Sun Java System Access Manager Policy Agent 2.2 Guide for Apache Tomcat 5.5 Servlet/JSP Container

J2EE Agent Support for Not-Enforced IP List

Starting with this release, J2EE agents support not-enforced IP lists. This new feature is similar to a pre-existing Policy Agent feature that also concerns not-enforced lists, specifically not-enforced URI lists.

The two features share similarities, but are really quite different. Again, the pre-existing feature supports not-enforced URI lists. With that feature, an agent always grants access to a URI that appears on a specified list in the J2EE agent AMAgent.properties configuration file. On the other hand, the new feature supports not-enforced IP lists. With this feature, an agent always grants access to resources when the request comes from a machine with an IP address that appears on a specified list in the J2EE agent AMAgent.properties configuration file.

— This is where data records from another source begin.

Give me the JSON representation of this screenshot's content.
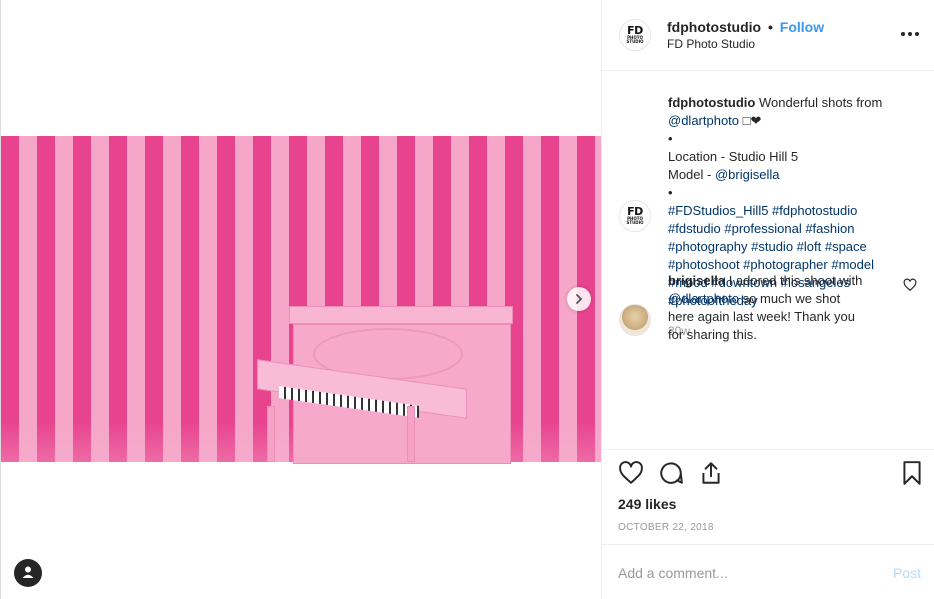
{
  "post": {
    "username": "fdphotostudio",
    "separator": "•",
    "follow_label": "Follow",
    "location_name": "FD Photo Studio",
    "logo_text_main": "FD",
    "logo_text_sub": "PHOTO STUDIO"
  },
  "caption": {
    "username": "fdphotostudio",
    "line1": "Wonderful shots from",
    "mention_photographer": "@dlartphoto",
    "emoji": "□❤",
    "bullet": "•",
    "location_line": "Location - Studio Hill 5",
    "model_prefix": "Model - ",
    "model_mention": "@brigisella",
    "hashtag_lines": [
      "#FDStudios_Hill5 #fdphotostudio",
      "#fdstudio #professional #fashion",
      "#photography #studio #loft #space",
      "#photoshoot #photographer #model",
      "#mood #downtown #losangeles",
      "#photooftheday"
    ],
    "time_ago": "30w"
  },
  "comment": {
    "username": "brigisella",
    "text_a": "I adored this shoot with",
    "mention": "@dlartphoto",
    "text_b": "so much we shot",
    "text_c": "here again last week! Thank you",
    "text_d": "for sharing this."
  },
  "engagement": {
    "likes": "249 likes",
    "date": "OCTOBER 22, 2018"
  },
  "composer": {
    "placeholder": "Add a comment...",
    "post_label": "Post"
  },
  "icons": {
    "more": "more-options-icon",
    "next": "chevron-right-icon",
    "like": "heart-icon",
    "comment": "comment-icon",
    "share": "share-icon",
    "save": "bookmark-icon",
    "user": "user-icon"
  },
  "colors": {
    "link": "#003569",
    "follow": "#3897f0",
    "post_disabled": "#b3dbff",
    "stripe_dark": "#e8448e",
    "stripe_light": "#f6a6c8"
  }
}
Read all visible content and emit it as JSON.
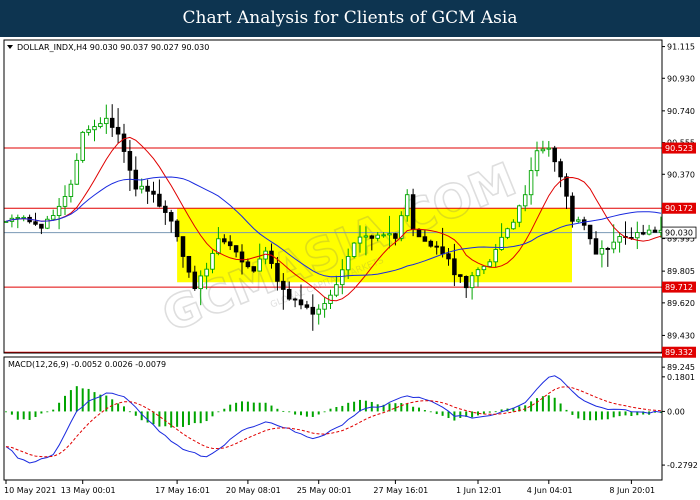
{
  "banner": {
    "title": "Chart Analysis for Clients of GCM Asia"
  },
  "watermark": {
    "text": "GCMASIA.COM",
    "subtext": "GLOBAL CAPITAL MARKETS"
  },
  "chart_data": [
    {
      "type": "candlestick",
      "symbol_header": "DOLLAR_INDX,H4  90.030 90.037 90.027 90.030",
      "ylim": [
        89.24,
        91.13
      ],
      "yticks": [
        "91.115",
        "90.930",
        "90.740",
        "90.555",
        "90.370",
        "90.185",
        "89.995",
        "89.805",
        "89.620",
        "89.430",
        "89.245"
      ],
      "xticks": [
        "10 May 2021",
        "13 May 00:01",
        "17 May 16:01",
        "20 May 08:01",
        "25 May 00:01",
        "27 May 16:01",
        "1 Jun 12:01",
        "4 Jun 04:01",
        "8 Jun 20:01"
      ],
      "xtick_index": [
        0,
        13,
        29,
        41,
        53,
        66,
        80,
        92,
        106
      ],
      "bar_count": 112,
      "levels": [
        {
          "value": 90.523,
          "label": "90.523",
          "color": "#e00000"
        },
        {
          "value": 90.172,
          "label": "90.172",
          "color": "#e00000"
        },
        {
          "value": 89.712,
          "label": "89.712",
          "color": "#e00000"
        },
        {
          "value": 89.332,
          "label": "89.332",
          "color": "#e00000"
        }
      ],
      "current_price": {
        "value": 90.03,
        "label": "90.030",
        "color": "#7a98b4"
      },
      "zone": {
        "from_index": 29,
        "to_index": 118,
        "low": 89.74,
        "high": 90.17,
        "color": "#ffff00"
      },
      "candle_colors": {
        "up": "#00a400",
        "down": "#000000"
      },
      "close_anchors": [
        [
          0,
          90.1
        ],
        [
          3,
          90.12
        ],
        [
          6,
          90.05
        ],
        [
          9,
          90.18
        ],
        [
          11,
          90.3
        ],
        [
          13,
          90.62
        ],
        [
          15,
          90.65
        ],
        [
          17,
          90.7
        ],
        [
          19,
          90.6
        ],
        [
          22,
          90.3
        ],
        [
          25,
          90.25
        ],
        [
          28,
          90.1
        ],
        [
          30,
          89.9
        ],
        [
          32,
          89.7
        ],
        [
          34,
          89.82
        ],
        [
          36,
          90.0
        ],
        [
          38,
          89.95
        ],
        [
          40,
          89.86
        ],
        [
          42,
          89.8
        ],
        [
          44,
          89.92
        ],
        [
          46,
          89.75
        ],
        [
          48,
          89.65
        ],
        [
          50,
          89.62
        ],
        [
          52,
          89.55
        ],
        [
          54,
          89.62
        ],
        [
          56,
          89.72
        ],
        [
          58,
          89.9
        ],
        [
          60,
          90.02
        ],
        [
          62,
          90.0
        ],
        [
          64,
          90.02
        ],
        [
          66,
          90.0
        ],
        [
          68,
          90.25
        ],
        [
          69,
          90.05
        ],
        [
          72,
          89.95
        ],
        [
          74,
          89.92
        ],
        [
          76,
          89.8
        ],
        [
          78,
          89.72
        ],
        [
          80,
          89.82
        ],
        [
          82,
          89.86
        ],
        [
          84,
          90.0
        ],
        [
          86,
          90.1
        ],
        [
          88,
          90.25
        ],
        [
          90,
          90.5
        ],
        [
          92,
          90.53
        ],
        [
          94,
          90.35
        ],
        [
          96,
          90.1
        ],
        [
          98,
          90.08
        ],
        [
          100,
          89.9
        ],
        [
          102,
          89.95
        ],
        [
          104,
          90.0
        ],
        [
          106,
          90.01
        ],
        [
          108,
          90.03
        ],
        [
          111,
          90.03
        ]
      ],
      "series": [
        {
          "name": "fast moving average",
          "color": "#e00000",
          "period": 10
        },
        {
          "name": "slow moving average",
          "color": "#1a2adf",
          "period": 24
        }
      ]
    },
    {
      "type": "macd",
      "title": "MACD(12,26,9) -0.0052 0.0026 -0.0079",
      "ylim": [
        -0.31,
        0.2
      ],
      "yticks": [
        "0.1801",
        "0.00",
        "-0.2792"
      ],
      "colors": {
        "histogram": "#00a400",
        "macd": "#1a2adf",
        "signal": "#e00000"
      },
      "macd_anchors": [
        [
          0,
          -0.18
        ],
        [
          2,
          -0.24
        ],
        [
          4,
          -0.27
        ],
        [
          6,
          -0.25
        ],
        [
          8,
          -0.22
        ],
        [
          10,
          -0.12
        ],
        [
          12,
          0.0
        ],
        [
          14,
          0.06
        ],
        [
          16,
          0.08
        ],
        [
          18,
          0.1
        ],
        [
          20,
          0.08
        ],
        [
          22,
          0.02
        ],
        [
          24,
          -0.04
        ],
        [
          26,
          -0.1
        ],
        [
          28,
          -0.15
        ],
        [
          30,
          -0.2
        ],
        [
          32,
          -0.22
        ],
        [
          34,
          -0.24
        ],
        [
          36,
          -0.2
        ],
        [
          38,
          -0.14
        ],
        [
          40,
          -0.1
        ],
        [
          42,
          -0.08
        ],
        [
          44,
          -0.06
        ],
        [
          46,
          -0.07
        ],
        [
          48,
          -0.09
        ],
        [
          50,
          -0.12
        ],
        [
          52,
          -0.14
        ],
        [
          54,
          -0.12
        ],
        [
          56,
          -0.09
        ],
        [
          58,
          -0.04
        ],
        [
          60,
          0.0
        ],
        [
          62,
          0.02
        ],
        [
          64,
          0.03
        ],
        [
          66,
          0.06
        ],
        [
          68,
          0.08
        ],
        [
          70,
          0.07
        ],
        [
          72,
          0.05
        ],
        [
          74,
          0.02
        ],
        [
          76,
          -0.02
        ],
        [
          78,
          -0.03
        ],
        [
          80,
          -0.03
        ],
        [
          82,
          -0.02
        ],
        [
          84,
          0.0
        ],
        [
          86,
          0.02
        ],
        [
          88,
          0.05
        ],
        [
          90,
          0.12
        ],
        [
          92,
          0.18
        ],
        [
          93,
          0.19
        ],
        [
          95,
          0.14
        ],
        [
          97,
          0.08
        ],
        [
          99,
          0.04
        ],
        [
          101,
          0.02
        ],
        [
          103,
          0.01
        ],
        [
          106,
          0.0
        ],
        [
          108,
          -0.005
        ],
        [
          111,
          -0.005
        ]
      ]
    }
  ]
}
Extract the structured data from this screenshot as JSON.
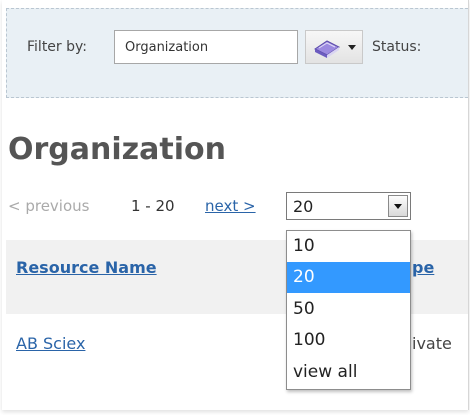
{
  "filter": {
    "label": "Filter by:",
    "input_value": "Organization",
    "type_icon": "book-icon",
    "status_label": "Status:"
  },
  "page": {
    "title": "Organization"
  },
  "pagination": {
    "previous": "< previous",
    "range": "1 - 20",
    "next": "next >"
  },
  "page_size": {
    "selected": "20",
    "options": [
      "10",
      "20",
      "50",
      "100",
      "view all"
    ],
    "highlight_color": "#3399ff"
  },
  "table": {
    "header_name": "Resource Name",
    "header_type_visible": "pe",
    "rows": [
      {
        "name": "AB Sciex",
        "type_visible": "ivate"
      }
    ]
  },
  "colors": {
    "link": "#2a64a8",
    "filter_bg": "#e9f0f5"
  }
}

With the new feature, when a request is made to access a resource, a J2EE agent determines the IP address of the machine where the request originated. The agent compares that IP address to all the addresses on the not-enforced IP list. If that address is on the list, then that request and all subsequent requests from that IP address are treated as if the resources requested are not enforced.

The not-enforced IP list can include exact IP addresses and IP addresses that use the asterisk, *, wildcard character to represent one or more characters.

Benefit - Support for Not-Enforced IP Lists: The benefit of this feature is that it allows clients on the not-enforced IP list to by-pass authentication and authorization requirements. This feature can be employed for administrative, troubleshooting, and testing purposes, too.